WATCHMEN (Zack Snyder, 2009)
MoMA Film, Museum of Modern Art
11 West 53rd St. between Fifth & Sixth Aves.
Saturday, July 27, 5:00
Tickets: $12, in person only, may be applied to museum admission within thirty days, same-day screenings free with museum admission, available at Film and Media Desk beginning at 9:30 am
212-708-9400
www.moma.org
www.watchmenmovie.warnerbros.com
After more than twenty years, it finally arrived. Zack (300) Snyder’s brilliant, near panel-by-panel re-creation of Alan Moore and Dave Gibbons’s genre-defining Watchmen doesn’t update the setting one bit. It’s still an alternate history, a dystopian 1980s with Richard Nixon in office, celebrating victory in Vietnam while trying to with the Cold War against the Russians. That era’s very real preoccupations might not quite match our own, but in this age of international terrorism, fear of violent death is still used as an effective political tool.
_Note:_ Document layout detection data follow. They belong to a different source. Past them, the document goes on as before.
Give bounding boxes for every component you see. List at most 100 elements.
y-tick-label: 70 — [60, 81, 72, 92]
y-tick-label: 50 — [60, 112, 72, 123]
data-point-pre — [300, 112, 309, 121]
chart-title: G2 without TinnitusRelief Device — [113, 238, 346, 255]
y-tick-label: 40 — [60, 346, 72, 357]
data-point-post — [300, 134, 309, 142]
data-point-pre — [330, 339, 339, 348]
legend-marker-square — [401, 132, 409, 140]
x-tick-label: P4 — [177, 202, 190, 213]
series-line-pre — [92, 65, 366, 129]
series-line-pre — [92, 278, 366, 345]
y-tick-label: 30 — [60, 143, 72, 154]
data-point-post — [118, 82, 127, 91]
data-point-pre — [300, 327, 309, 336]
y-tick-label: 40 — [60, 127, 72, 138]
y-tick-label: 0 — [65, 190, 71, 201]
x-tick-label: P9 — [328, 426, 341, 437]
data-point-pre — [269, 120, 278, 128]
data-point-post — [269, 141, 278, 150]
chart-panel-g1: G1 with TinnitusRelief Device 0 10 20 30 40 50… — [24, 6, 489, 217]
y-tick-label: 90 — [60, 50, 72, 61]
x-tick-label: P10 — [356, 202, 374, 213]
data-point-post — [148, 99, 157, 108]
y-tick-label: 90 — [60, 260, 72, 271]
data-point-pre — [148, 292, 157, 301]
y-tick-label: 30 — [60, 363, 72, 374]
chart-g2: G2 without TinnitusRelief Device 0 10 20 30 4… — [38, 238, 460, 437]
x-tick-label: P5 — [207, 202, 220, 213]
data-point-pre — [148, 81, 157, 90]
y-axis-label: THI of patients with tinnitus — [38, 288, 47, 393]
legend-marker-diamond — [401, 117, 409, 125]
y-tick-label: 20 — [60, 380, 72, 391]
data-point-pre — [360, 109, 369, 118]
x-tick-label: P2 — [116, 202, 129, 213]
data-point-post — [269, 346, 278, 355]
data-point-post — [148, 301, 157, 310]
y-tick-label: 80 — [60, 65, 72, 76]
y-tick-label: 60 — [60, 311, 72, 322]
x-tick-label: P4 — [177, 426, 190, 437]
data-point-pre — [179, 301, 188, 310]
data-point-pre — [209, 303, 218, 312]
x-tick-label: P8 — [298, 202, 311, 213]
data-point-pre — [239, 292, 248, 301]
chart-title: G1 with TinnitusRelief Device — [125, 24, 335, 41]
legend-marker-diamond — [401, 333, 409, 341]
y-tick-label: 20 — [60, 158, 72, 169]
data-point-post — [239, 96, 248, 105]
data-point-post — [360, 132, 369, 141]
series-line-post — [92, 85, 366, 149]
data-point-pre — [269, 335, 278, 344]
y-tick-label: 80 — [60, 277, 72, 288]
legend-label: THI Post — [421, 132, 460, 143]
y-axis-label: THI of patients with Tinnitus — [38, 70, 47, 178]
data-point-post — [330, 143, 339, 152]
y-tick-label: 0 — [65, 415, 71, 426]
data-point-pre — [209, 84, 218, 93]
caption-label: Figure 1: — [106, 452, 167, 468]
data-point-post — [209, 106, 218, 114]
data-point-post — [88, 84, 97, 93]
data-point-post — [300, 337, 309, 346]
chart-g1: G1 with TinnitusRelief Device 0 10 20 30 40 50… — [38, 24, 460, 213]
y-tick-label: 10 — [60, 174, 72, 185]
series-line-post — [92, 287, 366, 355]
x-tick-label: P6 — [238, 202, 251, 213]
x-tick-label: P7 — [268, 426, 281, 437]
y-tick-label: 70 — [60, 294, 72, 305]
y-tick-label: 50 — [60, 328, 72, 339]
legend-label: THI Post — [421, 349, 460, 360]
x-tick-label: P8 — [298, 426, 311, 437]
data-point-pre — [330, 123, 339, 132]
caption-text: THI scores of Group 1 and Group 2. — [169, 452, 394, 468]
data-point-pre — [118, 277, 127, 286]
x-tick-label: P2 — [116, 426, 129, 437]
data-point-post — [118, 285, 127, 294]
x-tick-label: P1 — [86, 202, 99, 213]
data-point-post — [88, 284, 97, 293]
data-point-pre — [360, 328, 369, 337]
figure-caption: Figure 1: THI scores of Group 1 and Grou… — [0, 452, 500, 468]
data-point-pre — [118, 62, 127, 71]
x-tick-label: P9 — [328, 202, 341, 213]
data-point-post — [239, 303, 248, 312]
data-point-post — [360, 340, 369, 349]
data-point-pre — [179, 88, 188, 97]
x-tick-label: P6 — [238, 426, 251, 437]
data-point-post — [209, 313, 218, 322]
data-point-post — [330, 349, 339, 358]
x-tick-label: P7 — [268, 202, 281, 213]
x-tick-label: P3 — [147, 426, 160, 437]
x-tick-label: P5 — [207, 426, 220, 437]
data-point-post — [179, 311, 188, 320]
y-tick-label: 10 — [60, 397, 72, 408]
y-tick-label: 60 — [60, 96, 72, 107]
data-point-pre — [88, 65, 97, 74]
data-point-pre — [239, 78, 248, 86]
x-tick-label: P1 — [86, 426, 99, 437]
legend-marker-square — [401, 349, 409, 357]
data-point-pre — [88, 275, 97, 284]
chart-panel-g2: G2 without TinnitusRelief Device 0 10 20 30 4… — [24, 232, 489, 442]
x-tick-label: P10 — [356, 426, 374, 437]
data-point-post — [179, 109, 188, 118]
Snyder’s bold move, to keep the ’80s setting intact, complete with hair, color, and style, is visually stunning, if oddly disconcerting; he also does an outstanding job going back to the ’50s and ’70s, following Gibbons’s beautiful design and Moore’s musical sensibility. (The soundtrack includes obvious songs by Dylan, Hendrix, Simon & Garfunkel, Leonard Cohen, and Wagner as well as a killer “Desolation Row” by My Chemical Romance over the closing credits.) Yet the genius lies in the universal nature of Moore’s story. Snyder maintains his atmosphere of dread, of people being tiny cogs caught in a machine manufacturing fear to control humanity, and it works. Because for many, that same system operates today, albeit with different faces, different bad guys, and different silhouettes and color schemes. Snyder’s refusal to update the superficial points out all the more strongly the essential power of Moore’s observations. The look is superb, with Gibbons’s characters walking right off the page and into three dimensions, breathing humans that fully embody their two-dimensional origins, often more fascinating out of costume than dressed for duty.
The story, of course, is more difficult to transfer intact. There are added scenes that weren’t panels as well as inevitable elisions and telescoping of the original twelve-issue limited series. The sheer genius of Moore’s metafiction, his exploration of the Nietzschean “superman” and his comic book counterparts, and the supratextural additions, such as his deftly woven counterpoint comic-within-a-comic Tales of the Black Freighter, don’t all make it to the big screen. How could they? The movie’s more than two and a half hours already. If you didn’t read the book, you might miss the metafiction, the counterpoint, and possibly much of the plot, but the awesome Rorschach and the amazing Dr. Manhattan are psychologically and visually pitch-perfect. See it for the characters, at the very least (played by Billy Crudup, Jackie Earle Haley, Patrick Wilson, Matthew Goode, Malin Akerman, and Carla Gugino bringing to life Nite Owl, the Silk Spectre, Ozymandias, and others, with Jeffrey Dean Morgan nearly stealing the show as the Comedian). Mirroring the destruction/rebuilding of the narrative arc, Moore’s book itself effectively deconstructed the comic book superhero genre, blowing it to bits and pulling it to pieces, setting the stage for the genre’s rebirth, the graphic novel creative explosion of the 1980s and ’90s. Perhaps it is not coincidental that the film came out a time when that genre was experiencing a rebirth of its own, with The Dark Knight and Iron Man garnering both critical praise and public acclaim. But Moore’s commentary on the twentieth century, true compassion, and humankind’s messy urge to annihilate and save itself at the same time still makes a hell of a lot of sense today. Watchmen is screening July 27 at 5:00 as part of the MoMA series “A View from the Vaults: Warner Bros. Today,” which consists of thirty-one films from the last twenty years of movies coming out of the famed studio, including the Harry Potter, Dark Knight, and Lord of the Ring series as well as such wide-ranging fare as Spike Jonze’s Where the Wild Things Are, Ted Braun’s Darfur Now, Jay Roach’s The Campaign, Christopher Nolan’s Inception, and George Clooney’s Good Night, and Good Luck.